Aug. 6 (Bloomberg) -- Canadian crudes weakened on the spot market after the largest oil-sands producer, Suncor Energy Inc., said output reached a record last month, increasing supplies.
Suncor’s oil-sands production reached 390,000 barrels a day in July, the Calgary company said in a release today. Output rebounded 33 percent from June rates, which were reduced as Alberta pipelines were shut because of record flooding.
Western Canadian Select oil for September delivery weakened by $1.50 a barrel to a $23.75 discount to U.S. benchmark West Texas Intermediate oil, according to Calgary oil broker Net Energy Inc. Syncrude light oil, produced from oil-sands bitumen, lost 40 cents to trade at a $2 premium, the broker said.

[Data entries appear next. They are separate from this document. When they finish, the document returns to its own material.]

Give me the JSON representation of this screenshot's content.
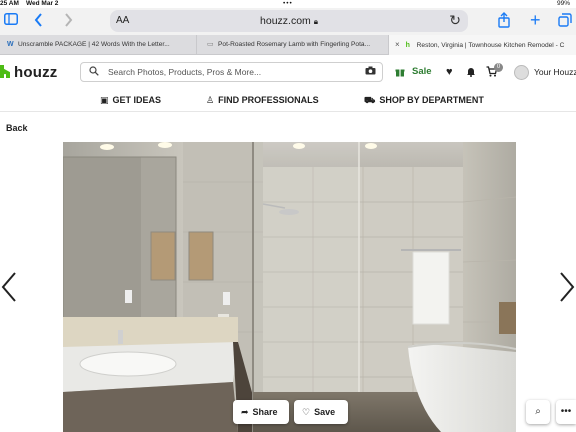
{
  "status": {
    "time": "25 AM",
    "date": "Wed Mar 2",
    "dots": "•••",
    "battery": "99%"
  },
  "toolbar": {
    "text_size_label": "AA",
    "url": "houzz.com"
  },
  "tabs": [
    {
      "favicon": "W",
      "label": "Unscramble PACKAGE | 42 Words With the Letter..."
    },
    {
      "favicon": "▭",
      "label": "Pot-Roasted Rosemary Lamb with Fingerling Pota..."
    },
    {
      "favicon": "h",
      "close": "×",
      "label": "Reston, Virginia | Townhouse Kitchen Remodel - C"
    }
  ],
  "header": {
    "logo": "houzz",
    "search_placeholder": "Search Photos, Products, Pros & More...",
    "sale": "Sale",
    "cart_count": "0",
    "your_houzz": "Your Houzz"
  },
  "nav": {
    "get_ideas": "GET IDEAS",
    "find_professionals": "FIND PROFESSIONALS",
    "shop_by_department": "SHOP BY DEPARTMENT"
  },
  "back": "Back",
  "actions": {
    "share": "Share",
    "save": "Save"
  },
  "colors": {
    "safari_blue": "#1a7bf5",
    "houzz_green": "#4dbc15",
    "sale_green": "#2e7d32"
  }
}
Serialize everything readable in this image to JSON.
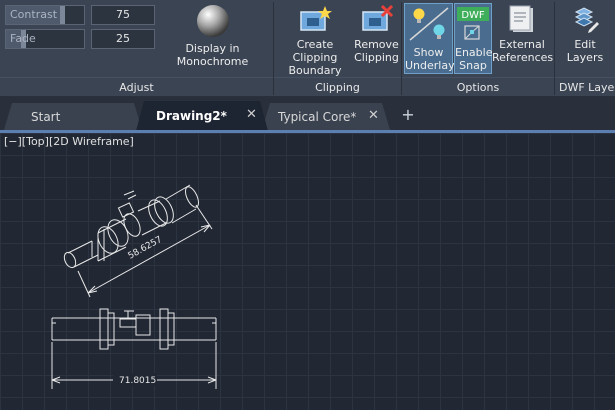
{
  "adjust": {
    "title": "Adjust",
    "contrast": {
      "label": "Contrast",
      "value": "75",
      "level": 0.75
    },
    "fade": {
      "label": "Fade",
      "value": "25",
      "level": 0.25
    },
    "monochrome_label": "Display in Monochrome"
  },
  "clipping": {
    "title": "Clipping",
    "create_label_1": "Create Clipping",
    "create_label_2": "Boundary",
    "remove_label_1": "Remove",
    "remove_label_2": "Clipping"
  },
  "options": {
    "title": "Options",
    "show_label_1": "Show",
    "show_label_2": "Underlay",
    "snap_label_1": "Enable",
    "snap_label_2": "Snap",
    "snap_badge": "DWF",
    "external_label_1": "External",
    "external_label_2": "References"
  },
  "dwf_layers": {
    "title": "DWF Layers",
    "edit_label_1": "Edit",
    "edit_label_2": "Layers"
  },
  "tabs": [
    {
      "label": "Start"
    },
    {
      "label": "Drawing2*",
      "close": "✕"
    },
    {
      "label": "Typical Core*",
      "close": "✕"
    }
  ],
  "tab_add": "+",
  "viewport": {
    "label": "[−][Top][2D Wireframe]",
    "dim_iso": "58.6257",
    "dim_plan": "71.8015"
  },
  "colors": {
    "accent": "#5b7fb0",
    "ribbon_bg": "#3b4453",
    "viewport_bg": "#212833"
  }
}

“Our oil sands facilities have been producing at record rates the past few weeks, and our refineries are operating at near capacity,” Suncor Chief Executive Steve Williams said during the company’s conference call last week. “Obviously, this implies strong production through the second half of the year and that’s exactly what we’re expecting.”
Production at another large oil-sands producer, Syncrude Canada Ltd., declined 17 percent to 183,000 barrels a day in July because of coker maintenance that’s expected to be complete in early August, according to a statement by the project’s largest owner, Canadian Oil Sands Ltd. Siren Fisekci, a spokeswoman for Canadian Oil Sands, declined to comment on the status of the maintenance in an e-mailed response.
Lower production from Canada contributed to the rise in U.S. benchmark WTI oil last month, which exceeded international marker Brent for the first time in almost three years. WTI declined 60 cents against Brent to a $2.88 discount, based on settlement prices.
WTI prices will fall to a $6-a-barrel discount to Brent by the end of 2013 “as crude oil production in Alberta, Canada, recovers following the heavy June flooding and as Midcontinent production continues to grow,” the U.S. Energy Information Administration said yesterday in a report.